Personal information
- Born: September 15, 1964 (age 61) Altus, Oklahoma, U.S.
- Listed height: 6 ft 2 in (1.88 m)
- Listed weight: 203 lb (92 kg)

Career information
- High school: Altus
- College: Central Oklahoma
- NFL draft: 1987: undrafted

Career history
- Green Bay Packers (1987);

Career NFL statistics
- Games played: 2
- Rushing attempts: 5
- Rushing yards: 20
- Stats at Pro Football Reference

= John Sterling (American football) =

American football player (born 1964)

John Sterling (born September 15, 1964) is an American former professional football player who was a running back for the Green Bay Packers in the National Football League (NFL). He played in two games with the Packers during the 1987 NFL season as a replacement player after the National Football League Players Association (NFLPA) went on strike for 24 days.
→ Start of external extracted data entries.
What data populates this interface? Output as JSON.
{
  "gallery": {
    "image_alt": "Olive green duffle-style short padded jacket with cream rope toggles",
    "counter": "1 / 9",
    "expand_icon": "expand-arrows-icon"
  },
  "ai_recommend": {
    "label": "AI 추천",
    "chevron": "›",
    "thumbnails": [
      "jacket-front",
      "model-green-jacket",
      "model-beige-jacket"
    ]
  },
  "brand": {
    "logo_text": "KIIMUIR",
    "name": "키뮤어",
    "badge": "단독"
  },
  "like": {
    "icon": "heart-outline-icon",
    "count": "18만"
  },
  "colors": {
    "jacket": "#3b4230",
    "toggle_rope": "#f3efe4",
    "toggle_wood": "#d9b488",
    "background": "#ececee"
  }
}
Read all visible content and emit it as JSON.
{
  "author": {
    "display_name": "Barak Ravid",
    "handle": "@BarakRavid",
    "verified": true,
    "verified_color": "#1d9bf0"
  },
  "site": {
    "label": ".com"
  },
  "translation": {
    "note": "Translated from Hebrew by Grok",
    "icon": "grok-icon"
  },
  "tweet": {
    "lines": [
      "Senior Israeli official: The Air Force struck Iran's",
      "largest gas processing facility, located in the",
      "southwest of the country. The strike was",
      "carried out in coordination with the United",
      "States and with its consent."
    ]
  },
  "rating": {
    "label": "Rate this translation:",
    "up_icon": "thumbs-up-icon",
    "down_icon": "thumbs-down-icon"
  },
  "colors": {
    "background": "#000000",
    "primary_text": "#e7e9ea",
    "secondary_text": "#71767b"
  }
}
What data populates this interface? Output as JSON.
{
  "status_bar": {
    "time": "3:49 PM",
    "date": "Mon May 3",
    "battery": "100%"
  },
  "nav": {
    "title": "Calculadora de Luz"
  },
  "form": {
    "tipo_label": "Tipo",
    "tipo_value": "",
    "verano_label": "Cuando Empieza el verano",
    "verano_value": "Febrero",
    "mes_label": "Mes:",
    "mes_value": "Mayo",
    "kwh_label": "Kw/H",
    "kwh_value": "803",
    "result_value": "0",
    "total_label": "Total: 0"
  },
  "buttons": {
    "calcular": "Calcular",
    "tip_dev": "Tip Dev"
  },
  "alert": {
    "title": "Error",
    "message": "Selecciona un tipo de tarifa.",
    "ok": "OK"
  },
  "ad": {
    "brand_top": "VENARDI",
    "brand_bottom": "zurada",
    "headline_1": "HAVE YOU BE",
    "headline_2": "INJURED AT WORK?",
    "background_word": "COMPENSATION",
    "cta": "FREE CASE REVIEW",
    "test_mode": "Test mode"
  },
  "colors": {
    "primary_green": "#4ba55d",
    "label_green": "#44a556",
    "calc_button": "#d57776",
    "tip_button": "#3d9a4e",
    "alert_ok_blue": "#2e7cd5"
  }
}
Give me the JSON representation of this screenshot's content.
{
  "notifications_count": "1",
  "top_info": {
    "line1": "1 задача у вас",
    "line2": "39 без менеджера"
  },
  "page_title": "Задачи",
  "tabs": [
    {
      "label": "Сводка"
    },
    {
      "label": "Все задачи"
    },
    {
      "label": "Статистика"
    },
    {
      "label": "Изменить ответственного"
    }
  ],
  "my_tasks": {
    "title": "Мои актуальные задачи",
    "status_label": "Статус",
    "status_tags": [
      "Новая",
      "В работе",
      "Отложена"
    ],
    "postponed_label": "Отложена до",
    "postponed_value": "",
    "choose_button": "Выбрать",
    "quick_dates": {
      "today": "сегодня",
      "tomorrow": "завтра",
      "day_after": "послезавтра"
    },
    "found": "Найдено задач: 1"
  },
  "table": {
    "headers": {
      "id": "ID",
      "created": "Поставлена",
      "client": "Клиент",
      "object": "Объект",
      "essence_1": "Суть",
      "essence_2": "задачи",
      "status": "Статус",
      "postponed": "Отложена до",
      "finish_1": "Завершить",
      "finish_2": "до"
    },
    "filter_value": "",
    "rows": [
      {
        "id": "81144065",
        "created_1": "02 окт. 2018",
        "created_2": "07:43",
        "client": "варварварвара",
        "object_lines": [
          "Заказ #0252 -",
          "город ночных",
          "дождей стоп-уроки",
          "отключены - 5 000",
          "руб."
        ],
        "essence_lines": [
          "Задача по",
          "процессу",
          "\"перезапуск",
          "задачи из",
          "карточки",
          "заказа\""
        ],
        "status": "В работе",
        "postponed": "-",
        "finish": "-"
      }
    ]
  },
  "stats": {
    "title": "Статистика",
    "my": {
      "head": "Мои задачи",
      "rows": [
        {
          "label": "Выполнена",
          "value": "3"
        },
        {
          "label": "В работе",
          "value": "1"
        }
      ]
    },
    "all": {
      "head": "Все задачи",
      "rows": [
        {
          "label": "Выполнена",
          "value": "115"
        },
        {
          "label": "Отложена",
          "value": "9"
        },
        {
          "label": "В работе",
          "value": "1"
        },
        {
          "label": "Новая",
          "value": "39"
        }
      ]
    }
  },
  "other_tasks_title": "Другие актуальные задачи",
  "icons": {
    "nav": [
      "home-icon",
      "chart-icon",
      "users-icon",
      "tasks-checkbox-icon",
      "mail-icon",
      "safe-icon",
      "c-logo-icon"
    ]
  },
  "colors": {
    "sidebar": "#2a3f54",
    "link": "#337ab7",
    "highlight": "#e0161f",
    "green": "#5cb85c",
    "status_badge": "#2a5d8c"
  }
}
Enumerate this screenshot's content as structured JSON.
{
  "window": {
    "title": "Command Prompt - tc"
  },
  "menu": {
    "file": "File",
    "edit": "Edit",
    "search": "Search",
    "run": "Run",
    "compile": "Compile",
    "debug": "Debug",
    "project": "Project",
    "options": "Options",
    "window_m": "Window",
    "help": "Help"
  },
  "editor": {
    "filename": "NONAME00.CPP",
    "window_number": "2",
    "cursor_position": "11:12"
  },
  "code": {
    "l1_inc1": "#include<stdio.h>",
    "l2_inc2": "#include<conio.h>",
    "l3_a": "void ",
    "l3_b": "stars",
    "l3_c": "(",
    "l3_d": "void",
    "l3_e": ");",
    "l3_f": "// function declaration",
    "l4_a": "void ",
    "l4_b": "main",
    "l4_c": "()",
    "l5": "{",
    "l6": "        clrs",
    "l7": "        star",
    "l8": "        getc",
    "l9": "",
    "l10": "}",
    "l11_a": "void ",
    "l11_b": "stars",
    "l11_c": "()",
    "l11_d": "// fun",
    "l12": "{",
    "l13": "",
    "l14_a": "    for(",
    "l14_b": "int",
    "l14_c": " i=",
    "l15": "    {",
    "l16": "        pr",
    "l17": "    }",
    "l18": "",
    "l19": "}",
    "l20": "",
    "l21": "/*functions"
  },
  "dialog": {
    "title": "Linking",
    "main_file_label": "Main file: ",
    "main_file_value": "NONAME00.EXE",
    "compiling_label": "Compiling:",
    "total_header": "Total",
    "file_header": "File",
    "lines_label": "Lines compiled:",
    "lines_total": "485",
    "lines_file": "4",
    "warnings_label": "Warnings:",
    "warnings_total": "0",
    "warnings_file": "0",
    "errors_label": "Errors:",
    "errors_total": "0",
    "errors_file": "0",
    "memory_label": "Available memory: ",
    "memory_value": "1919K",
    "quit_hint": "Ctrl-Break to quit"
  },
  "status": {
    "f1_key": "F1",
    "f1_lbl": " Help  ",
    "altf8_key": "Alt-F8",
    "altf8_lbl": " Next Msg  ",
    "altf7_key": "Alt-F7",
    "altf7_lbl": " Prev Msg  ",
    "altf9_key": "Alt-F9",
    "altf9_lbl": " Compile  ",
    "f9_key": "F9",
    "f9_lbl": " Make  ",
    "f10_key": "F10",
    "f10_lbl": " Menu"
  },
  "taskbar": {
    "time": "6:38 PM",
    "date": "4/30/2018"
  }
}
Sterling played college football for the Central Oklahoma Bronchos, receiving honorable mention All-American from the National Association of Intercollegiate Athletics (NAIA) in 1987.

==Early life and college==
John Sterling was born on September 15, 1964, in Altus, Oklahoma. He graduated from Altus High School before attending the University of Central Oklahoma, where he played running back for the Central Oklahoma Bronchos football team. During Sterling's first season and a half with the Bronchos, he saw limited playing time. However, halfway through the 1985 season, he took over as a starter. That year he was the team's second leading rusher and scored nine touchdowns. During the 1986 season, he set a career high for yards in a game, rushing for 213 yards and three touchdowns against Abilene Christian University. Sterling was noted for his speed, with his coaches believing it gave him a shot to continue playing football professionally. In 1987, Sterling was named as an honorable mention on the NAIA All-America team after rushing for 879 yards on 122 carries during the season.

==Professional career==
Sterling was not drafted in the 1987 NFL draft. He signed with the Green Bay Packers but was released shortly before the start of the 1987 NFL season. After the second week of the season, the NFLPA went on strike. The third week of the season was cancelled, but weeks 4, 5 and 6 were played with replacement players. Sterling was signed back to the Packers roster on October 10 as a replacement player, the day before the week 5 game against the Detroit Lions. Prior to signing with the Packers, Sterling was also on the Denver Broncos replacement team. He played two games for the Packers, rushing five times for 20 yards.